Księżyc to najważniejsza planeta w układzie słonecznym, ponieważ oprócz tego że robi ciepło w nocy, to generowanym przez siebie światłem naświetla pobliskie gwiazdy, które w czasie nowiu (kiedy to procesy termojądrowe w jądrze księżyca ustają i musi on odpocząć od świecenia) świecą światłem odbitym i sprawiają że jest ładnie! Na pewno Planeta Księżyc jest ważniejsza od słońca, które świeci wtedy, kiedy i tak jest jasno (nie wiadomo po chuj, ale to na pewno sprawka Szatana; w końcu nikczemni poganie czcili słońce - przypadek?).
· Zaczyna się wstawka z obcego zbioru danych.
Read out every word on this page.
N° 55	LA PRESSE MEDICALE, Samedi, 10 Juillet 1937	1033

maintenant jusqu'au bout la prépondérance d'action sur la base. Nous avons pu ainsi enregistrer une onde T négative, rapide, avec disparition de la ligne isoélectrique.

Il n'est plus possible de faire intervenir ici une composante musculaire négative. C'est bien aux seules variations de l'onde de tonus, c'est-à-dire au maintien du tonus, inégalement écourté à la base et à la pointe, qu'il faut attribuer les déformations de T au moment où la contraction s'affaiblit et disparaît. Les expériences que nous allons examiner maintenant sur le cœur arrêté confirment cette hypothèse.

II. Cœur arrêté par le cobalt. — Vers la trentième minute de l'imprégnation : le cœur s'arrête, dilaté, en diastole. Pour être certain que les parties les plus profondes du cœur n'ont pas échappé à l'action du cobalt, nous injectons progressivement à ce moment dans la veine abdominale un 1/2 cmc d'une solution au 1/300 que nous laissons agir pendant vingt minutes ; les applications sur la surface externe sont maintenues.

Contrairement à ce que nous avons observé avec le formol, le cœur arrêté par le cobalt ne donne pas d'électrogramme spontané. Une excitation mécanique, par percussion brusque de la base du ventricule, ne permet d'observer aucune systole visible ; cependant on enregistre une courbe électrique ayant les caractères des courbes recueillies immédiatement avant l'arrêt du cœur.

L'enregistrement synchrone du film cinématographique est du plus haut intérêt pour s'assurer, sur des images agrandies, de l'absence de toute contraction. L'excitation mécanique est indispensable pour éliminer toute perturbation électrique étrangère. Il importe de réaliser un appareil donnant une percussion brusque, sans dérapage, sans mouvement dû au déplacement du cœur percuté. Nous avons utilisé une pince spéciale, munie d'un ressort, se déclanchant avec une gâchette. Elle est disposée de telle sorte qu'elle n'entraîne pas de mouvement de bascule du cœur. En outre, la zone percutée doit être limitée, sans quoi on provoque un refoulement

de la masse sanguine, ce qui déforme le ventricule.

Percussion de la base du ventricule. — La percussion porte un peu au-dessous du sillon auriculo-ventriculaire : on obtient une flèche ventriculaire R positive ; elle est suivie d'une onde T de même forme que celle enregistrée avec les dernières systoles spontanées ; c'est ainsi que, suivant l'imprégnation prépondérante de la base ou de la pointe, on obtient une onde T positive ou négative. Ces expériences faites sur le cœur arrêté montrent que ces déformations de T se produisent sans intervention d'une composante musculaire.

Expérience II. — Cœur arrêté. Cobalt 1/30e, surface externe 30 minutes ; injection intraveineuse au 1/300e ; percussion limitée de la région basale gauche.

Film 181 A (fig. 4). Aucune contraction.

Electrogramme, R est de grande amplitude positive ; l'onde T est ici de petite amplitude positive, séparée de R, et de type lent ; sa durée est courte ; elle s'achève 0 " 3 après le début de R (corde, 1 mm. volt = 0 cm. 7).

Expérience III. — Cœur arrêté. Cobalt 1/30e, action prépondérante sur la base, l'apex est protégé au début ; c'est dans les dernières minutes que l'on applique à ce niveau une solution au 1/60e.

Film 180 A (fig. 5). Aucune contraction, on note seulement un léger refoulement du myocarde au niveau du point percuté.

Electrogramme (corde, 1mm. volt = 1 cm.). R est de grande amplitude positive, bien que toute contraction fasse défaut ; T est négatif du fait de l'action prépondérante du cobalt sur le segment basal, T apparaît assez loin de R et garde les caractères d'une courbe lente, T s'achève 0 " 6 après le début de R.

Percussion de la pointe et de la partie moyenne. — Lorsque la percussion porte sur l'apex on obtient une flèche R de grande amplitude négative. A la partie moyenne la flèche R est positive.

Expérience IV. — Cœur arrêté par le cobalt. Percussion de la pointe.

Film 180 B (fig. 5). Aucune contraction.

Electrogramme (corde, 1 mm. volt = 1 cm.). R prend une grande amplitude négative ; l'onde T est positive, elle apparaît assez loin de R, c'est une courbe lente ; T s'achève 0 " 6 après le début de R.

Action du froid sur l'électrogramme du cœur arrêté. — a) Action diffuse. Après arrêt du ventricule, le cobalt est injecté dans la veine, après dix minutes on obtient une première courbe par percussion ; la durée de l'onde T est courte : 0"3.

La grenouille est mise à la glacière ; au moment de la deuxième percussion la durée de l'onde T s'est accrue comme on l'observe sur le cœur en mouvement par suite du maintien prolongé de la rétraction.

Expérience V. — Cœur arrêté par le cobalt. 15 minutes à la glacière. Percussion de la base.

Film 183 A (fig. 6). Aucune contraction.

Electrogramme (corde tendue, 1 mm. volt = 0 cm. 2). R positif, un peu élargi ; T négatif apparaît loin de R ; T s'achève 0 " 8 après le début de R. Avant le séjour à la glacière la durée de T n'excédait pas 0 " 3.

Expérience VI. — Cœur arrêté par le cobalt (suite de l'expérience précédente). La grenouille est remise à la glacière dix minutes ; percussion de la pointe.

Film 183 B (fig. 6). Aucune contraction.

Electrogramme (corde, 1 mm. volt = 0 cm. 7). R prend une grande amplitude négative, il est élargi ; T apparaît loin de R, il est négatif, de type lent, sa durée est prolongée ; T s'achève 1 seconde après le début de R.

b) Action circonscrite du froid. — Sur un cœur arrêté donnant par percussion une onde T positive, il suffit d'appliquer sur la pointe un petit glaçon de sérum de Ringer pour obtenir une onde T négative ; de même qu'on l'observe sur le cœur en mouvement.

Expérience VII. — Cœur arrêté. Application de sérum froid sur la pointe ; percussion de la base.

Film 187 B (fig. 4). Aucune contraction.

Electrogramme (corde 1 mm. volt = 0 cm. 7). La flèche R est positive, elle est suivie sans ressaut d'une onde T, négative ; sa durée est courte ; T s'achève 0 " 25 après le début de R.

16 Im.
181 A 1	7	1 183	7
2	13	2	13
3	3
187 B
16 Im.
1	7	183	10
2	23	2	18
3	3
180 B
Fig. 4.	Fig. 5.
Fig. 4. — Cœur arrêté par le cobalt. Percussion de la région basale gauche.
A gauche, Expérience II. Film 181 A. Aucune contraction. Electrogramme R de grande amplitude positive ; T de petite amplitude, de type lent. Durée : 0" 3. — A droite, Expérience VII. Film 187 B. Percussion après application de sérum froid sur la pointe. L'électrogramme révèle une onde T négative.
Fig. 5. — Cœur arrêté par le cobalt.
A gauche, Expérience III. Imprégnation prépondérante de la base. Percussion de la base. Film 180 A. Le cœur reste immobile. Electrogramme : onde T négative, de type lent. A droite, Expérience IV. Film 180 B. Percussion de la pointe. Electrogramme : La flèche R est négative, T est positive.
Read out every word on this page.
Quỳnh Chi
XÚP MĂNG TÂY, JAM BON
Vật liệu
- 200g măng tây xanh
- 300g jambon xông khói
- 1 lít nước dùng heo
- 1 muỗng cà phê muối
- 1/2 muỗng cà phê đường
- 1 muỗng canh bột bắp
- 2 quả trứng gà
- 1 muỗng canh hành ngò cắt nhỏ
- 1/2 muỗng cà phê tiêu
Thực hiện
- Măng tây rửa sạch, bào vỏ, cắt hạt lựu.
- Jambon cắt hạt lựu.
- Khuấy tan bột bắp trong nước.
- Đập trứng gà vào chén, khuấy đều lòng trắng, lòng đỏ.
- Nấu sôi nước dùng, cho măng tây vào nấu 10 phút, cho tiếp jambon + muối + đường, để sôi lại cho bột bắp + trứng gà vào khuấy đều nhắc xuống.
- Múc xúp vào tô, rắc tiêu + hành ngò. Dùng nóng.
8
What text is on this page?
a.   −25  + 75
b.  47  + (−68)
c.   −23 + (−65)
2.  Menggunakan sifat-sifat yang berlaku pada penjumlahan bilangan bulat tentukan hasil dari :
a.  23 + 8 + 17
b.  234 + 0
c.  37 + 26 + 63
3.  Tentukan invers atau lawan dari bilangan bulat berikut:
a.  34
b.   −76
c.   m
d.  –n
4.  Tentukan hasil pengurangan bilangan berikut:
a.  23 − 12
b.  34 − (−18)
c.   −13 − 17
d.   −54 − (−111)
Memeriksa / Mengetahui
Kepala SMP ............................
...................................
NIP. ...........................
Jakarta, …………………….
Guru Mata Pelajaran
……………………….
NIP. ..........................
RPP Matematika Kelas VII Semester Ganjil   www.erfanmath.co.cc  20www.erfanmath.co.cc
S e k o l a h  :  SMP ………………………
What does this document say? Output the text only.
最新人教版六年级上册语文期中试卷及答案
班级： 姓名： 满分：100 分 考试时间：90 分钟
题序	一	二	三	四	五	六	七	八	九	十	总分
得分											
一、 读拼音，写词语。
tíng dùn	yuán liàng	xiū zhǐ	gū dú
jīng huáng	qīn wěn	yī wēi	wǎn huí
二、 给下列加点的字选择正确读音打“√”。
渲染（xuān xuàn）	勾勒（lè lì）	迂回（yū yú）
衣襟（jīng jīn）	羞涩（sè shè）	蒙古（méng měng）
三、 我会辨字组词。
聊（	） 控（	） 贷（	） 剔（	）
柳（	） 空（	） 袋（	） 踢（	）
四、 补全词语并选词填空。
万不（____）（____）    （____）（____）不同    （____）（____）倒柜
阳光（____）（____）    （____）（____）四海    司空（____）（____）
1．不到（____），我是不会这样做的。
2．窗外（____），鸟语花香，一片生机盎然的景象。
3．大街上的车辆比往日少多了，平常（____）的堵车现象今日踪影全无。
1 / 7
Poza tym jako jedyna planeta okrąża nie słońce, a nasze słodkie, ojczyste, płaskie ciało niebieskie, będące centrum wszechświata i sercem Pana Naszego Judasza Chrystusa króla Rzeczpospolitej Obojga Narodów.
Prawdę mówię, objawił mi to Duch Święty, po tym jak uciekając od wszechobecnego spierdolenia i indolencji umysłowej wyjebałem się z płaskiej ziemi i przykurwiłem głową o skorupę żółwia.